Comment:
Le traitement de la corrida dans la peinture française du XIXe siècle est un thème assez rare pour rendre notre tableau de Gérôme remarquable. Le témoignage peu fréquent de cet art est d’autant plus paradoxal que la tauromachie est une pratique très ancienne qui pourrait dater du XIIIe siècle. Toutefois le corpus de tableaux traitant de ce sujet dans l’œuvre de Gérôme est très étroit.
Différents facteurs sont probablement à l'origine de cette thématique: Si Gérôme transite par l’Espagne pour se rendre à Alger en 1873, son unique voyage en Espagne date de 1883 et a sans doute inspiré son œuvre tauromachique. Cependant, sa grande rivalité avec Manet qu’il devait avoir fréquenté par des amis communs, tout comme son amitié avec Achille Zo et Mariano Fortuny qui était arrivé en France en 1866 l’ont sans doute fortement influencé.
En effet, si l’une des grandes icônes du XIXe siècle sur le sujet est sans conteste le tableau d’Edouard Manet représentant un Toréador mort (toile, 105 x 182 cm) conservée à Washington, National Gallery of Art (1864), l’œuvre de Gérôme recèle elle-aussi quelques chefs-d’œuvre du genre.

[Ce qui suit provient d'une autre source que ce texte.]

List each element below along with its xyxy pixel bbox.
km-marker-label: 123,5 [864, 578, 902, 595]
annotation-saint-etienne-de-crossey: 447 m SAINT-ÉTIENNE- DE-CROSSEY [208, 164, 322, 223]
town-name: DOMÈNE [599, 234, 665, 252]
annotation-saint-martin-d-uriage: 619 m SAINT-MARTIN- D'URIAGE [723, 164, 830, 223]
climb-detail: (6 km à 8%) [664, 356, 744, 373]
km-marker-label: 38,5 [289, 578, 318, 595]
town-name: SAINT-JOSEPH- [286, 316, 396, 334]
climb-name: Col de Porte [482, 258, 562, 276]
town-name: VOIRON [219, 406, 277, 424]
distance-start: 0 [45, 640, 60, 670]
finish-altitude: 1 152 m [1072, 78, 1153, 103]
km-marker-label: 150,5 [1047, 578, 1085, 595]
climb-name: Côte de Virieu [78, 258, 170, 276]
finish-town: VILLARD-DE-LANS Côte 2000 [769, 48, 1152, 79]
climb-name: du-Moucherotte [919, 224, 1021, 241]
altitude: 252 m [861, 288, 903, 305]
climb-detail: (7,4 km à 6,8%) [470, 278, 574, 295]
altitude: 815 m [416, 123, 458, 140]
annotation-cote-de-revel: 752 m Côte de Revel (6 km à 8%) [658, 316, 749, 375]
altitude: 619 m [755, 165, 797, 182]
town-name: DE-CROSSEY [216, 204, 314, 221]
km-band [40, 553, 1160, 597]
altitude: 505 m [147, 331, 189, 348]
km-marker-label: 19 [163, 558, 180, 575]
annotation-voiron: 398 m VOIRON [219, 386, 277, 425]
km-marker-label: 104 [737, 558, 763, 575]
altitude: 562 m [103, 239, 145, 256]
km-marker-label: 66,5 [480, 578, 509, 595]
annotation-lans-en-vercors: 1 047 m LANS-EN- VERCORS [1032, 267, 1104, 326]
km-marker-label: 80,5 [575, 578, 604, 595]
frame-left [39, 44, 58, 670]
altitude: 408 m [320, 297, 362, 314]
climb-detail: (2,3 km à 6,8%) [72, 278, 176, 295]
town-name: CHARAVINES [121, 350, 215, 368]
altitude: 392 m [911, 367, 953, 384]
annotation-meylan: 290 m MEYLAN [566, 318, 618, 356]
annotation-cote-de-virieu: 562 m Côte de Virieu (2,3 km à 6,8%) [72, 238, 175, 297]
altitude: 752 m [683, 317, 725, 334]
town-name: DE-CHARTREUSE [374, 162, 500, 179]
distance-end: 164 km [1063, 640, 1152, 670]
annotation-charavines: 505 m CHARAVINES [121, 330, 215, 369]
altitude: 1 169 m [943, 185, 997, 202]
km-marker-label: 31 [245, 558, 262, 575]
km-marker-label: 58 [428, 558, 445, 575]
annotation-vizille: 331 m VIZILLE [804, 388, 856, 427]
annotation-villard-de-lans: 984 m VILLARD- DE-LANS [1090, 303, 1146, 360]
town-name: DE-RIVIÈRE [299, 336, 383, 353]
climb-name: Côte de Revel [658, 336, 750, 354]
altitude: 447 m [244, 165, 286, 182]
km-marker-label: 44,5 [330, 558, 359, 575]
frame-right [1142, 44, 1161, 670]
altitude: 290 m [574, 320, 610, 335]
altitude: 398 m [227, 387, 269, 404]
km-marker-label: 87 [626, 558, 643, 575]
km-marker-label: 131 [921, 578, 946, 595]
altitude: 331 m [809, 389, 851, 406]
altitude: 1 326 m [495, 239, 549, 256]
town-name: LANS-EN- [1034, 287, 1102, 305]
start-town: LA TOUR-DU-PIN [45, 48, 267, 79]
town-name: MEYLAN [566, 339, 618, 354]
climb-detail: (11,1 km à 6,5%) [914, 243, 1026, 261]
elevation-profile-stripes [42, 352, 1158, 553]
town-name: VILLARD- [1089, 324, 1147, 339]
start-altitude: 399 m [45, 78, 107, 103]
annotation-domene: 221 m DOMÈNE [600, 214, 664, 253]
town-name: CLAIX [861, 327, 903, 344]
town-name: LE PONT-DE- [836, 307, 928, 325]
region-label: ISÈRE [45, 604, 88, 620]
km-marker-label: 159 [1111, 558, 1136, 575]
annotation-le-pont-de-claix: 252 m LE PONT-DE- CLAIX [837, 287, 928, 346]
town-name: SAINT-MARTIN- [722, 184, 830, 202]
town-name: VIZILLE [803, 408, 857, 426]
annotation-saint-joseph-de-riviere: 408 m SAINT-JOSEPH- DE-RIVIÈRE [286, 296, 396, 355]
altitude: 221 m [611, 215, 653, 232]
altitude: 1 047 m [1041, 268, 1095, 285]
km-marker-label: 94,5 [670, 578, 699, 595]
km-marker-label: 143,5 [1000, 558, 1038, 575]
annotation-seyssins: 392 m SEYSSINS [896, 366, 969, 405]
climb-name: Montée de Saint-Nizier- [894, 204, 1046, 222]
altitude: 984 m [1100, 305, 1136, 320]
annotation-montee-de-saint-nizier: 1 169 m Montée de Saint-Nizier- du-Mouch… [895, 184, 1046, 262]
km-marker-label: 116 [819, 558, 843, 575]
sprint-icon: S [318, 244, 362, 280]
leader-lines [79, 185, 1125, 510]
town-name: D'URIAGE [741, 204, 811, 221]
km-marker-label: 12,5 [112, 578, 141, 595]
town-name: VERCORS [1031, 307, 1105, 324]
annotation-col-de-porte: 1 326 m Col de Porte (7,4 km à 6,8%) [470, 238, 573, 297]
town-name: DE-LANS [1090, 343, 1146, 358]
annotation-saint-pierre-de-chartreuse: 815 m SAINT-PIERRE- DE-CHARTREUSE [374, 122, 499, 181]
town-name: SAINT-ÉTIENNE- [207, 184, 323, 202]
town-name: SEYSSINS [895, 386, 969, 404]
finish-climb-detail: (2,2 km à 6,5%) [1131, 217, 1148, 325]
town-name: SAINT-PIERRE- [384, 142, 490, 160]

Outre trois grandes scènes panoramiques (Taureau et Picador, toile, 22 x 43 cm, collection particulière, L’entrée du taureau, panneau, 45 x 72 cm, collection particulière (fig. 1) et La fin de la corrida, toile, 48 x 85 cm, Vesoul, musée Georges-Garret) et un tableau perdu aujourd’hui (toile, 71 x 58 cm) mais connu par une photographie et une esquisse : Le Picador (toile, 28 x 24 cm conservée au Snite Museum of Art, Indiana), nous connaissons deux dessins représentant un Toréador (crayon, dimensions inconnues, non localisé) et une étude de toréador pour l’Entrée des taureaux (mine de plomb, 29 x 20 cm) conservé à Vesoul, musée Georges-Garret, que nous pouvons rapprocher de notre tableau par leur format et leur composition.
Notre tableau ne pourrait-il pas être le tableau perdu de Gérôme ainsi décrit par Fanny Field Hering dans son ouvrage, Gérôme, his life and works, New-York, 1892 (p. 36), « Un toréador adroit est proclamé « Roi de la Fête » par une foule joyeuse » ? Dans son catalogue raisonné de l’œuvre de l’artiste (Paris, 1986, p. 222, n° 179), Gerald Ackerman propose un dessin perdu (mais connu par une photographie) de l’artiste correspondant à cette description mais nuance en supposant que « cette composition perdue est peut-être plus proche du toréador de Fortuny, ami de Gérôme (National Gallery, Londres) ». En effet, la composition de Fortuny (toile, 61 x 50 cm) propose une mise en page assez proche de notre tableau : un matador presque seul saluant le foule dans un signe victorieux, habillé dans les mêmes couleurs que le nôtre.